Added Truck Doohickies

PPH_over_9000

Well-Known Member
Those are recording devices. Don't let the company fool you.

lmao, I've seen a lot of people intrigued by these-- some to the point of panic.

Ain't a thing but part of the new loading methods that are allowing loaders to not have to scan pkgs.
It sounds like a dream, but out-of-syncs are ridiculous and their new way of detecting misloads in individual trucks will not pick up on an out-of-sync package with the wrong PAL label on it.

Misloads are ri-got dang-diculous since my center switched to these RFID PAL labels. Half of them aren't even for my center, but I still gotta report them to get the okay to sheet 'em up as missed.
 

YeeYee

Active Member
If they’re just used for misloads then can someone explain the reason for it above the bulkhead? Last I checked, they don’t walk through the bulkhead to load a truck.
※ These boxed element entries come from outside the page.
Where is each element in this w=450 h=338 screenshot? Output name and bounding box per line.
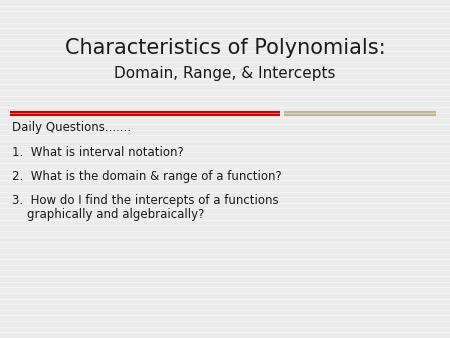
Text: 2.  What is the domain & range of a function?: 2. What is the domain & range of a funct… bbox=[12, 170, 282, 183]
Text: 3.  How do I find the intercepts of a functions: 3. How do I find the intercepts of a fun… bbox=[12, 194, 279, 207]
Text: Characteristics of Polynomials:: Characteristics of Polynomials: bbox=[65, 38, 385, 58]
Text: 1.  What is interval notation?: 1. What is interval notation? bbox=[12, 146, 184, 159]
Text: graphically and algebraically?: graphically and algebraically? bbox=[12, 208, 204, 221]
Bar bbox=[284, 111, 436, 116]
Text: Domain, Range, & Intercepts: Domain, Range, & Intercepts bbox=[114, 66, 336, 81]
Text: Daily Questions.......: Daily Questions....... bbox=[12, 121, 131, 134]
Bar bbox=[10, 111, 280, 116]
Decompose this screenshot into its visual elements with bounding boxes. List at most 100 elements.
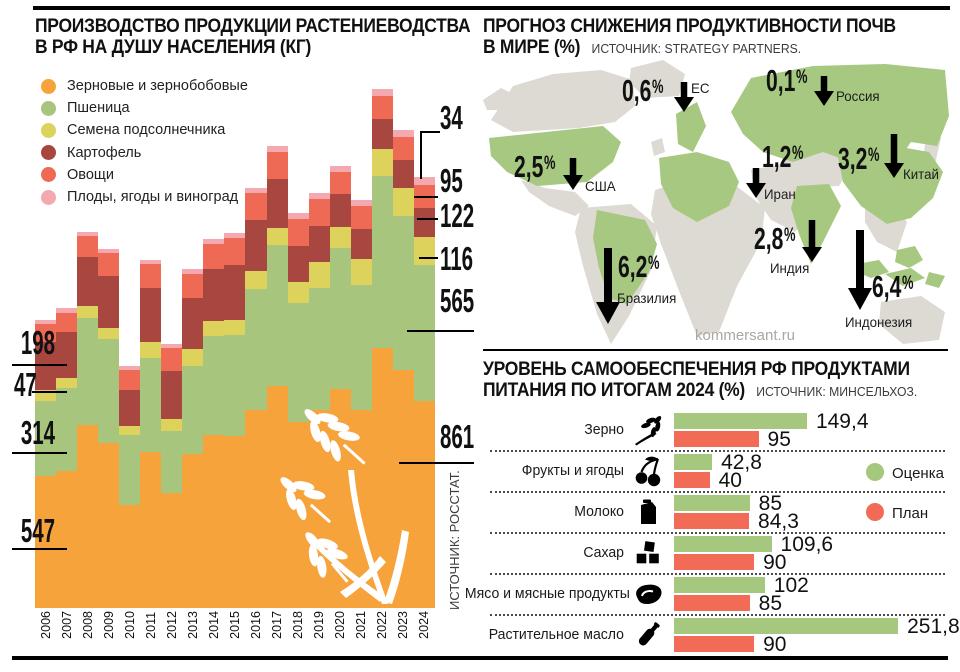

Maybe to hold drivers more accountable for no scans, not sending in misloads, or even stealing packages. They’ll know to the second when the package exited the package car?
 

KearsargeCoop

Baseball, dart board
If they’re just used for misloads then can someone explain the reason for it above the bulkhead? Last I checked, they don’t walk through the bulkhead to load a truck. Maybe to hold drivers more accountable for no scans, not sending in misloads, or even stealing packages. They’ll know to the second when the package exited the package car?
Well the idea is that all packages must be loaded inside the cargo area, behind bulkhead door. So if a loader is loading first 3 stops on the cab floor, they'll register is not loaded.
 

TheDick

Well-Known Member
We've had them for about 6 months, the answer is yes and no. I rarely have a misload in my car but I have a bad pal misload in my car regularly.

The spa machine runs slower than the previous one so when the packages come through a pal will regularly get on the wrong package. The first couple of weeks I'd get 7 bad pals a day, now it's a couple a week. We don't run bad pal's unless it makes sense. The clerk has a bad pal cart
I wonder if the new ERA software has button for that?
 

PPH_over_9000

Well-Known Member
Yes, they load from the rear of the truck. Why put one above the bulkhead?

My understanding is that all those sensors act as a sort of triangulation mechanism when the PT supes go through the truck with their new wand/scanner thing looking for misloads.

Have you ever seen them do that? They legit just walk through waving their device around listening for an irregular beep. I'll watch them pull off 4, 5, 6 misloads and be like "Bet, my truck's clean today" only to find my first misload by around 11:30am.

I'm honestly just making a slightly educated guess with that, though.

If they’re just used for misloads then can someone explain the reason for it above the bulkhead? Last I checked, they don’t walk through the bulkhead to load a truck. Maybe to hold drivers more accountable for no scans, not sending in misloads, or even stealing packages. They’ll know to the second when the package exited the package car?

That's actually a really good point that I hadn't thought of, but it's well within UPS' wheelhouse to further scrutinize their drivers.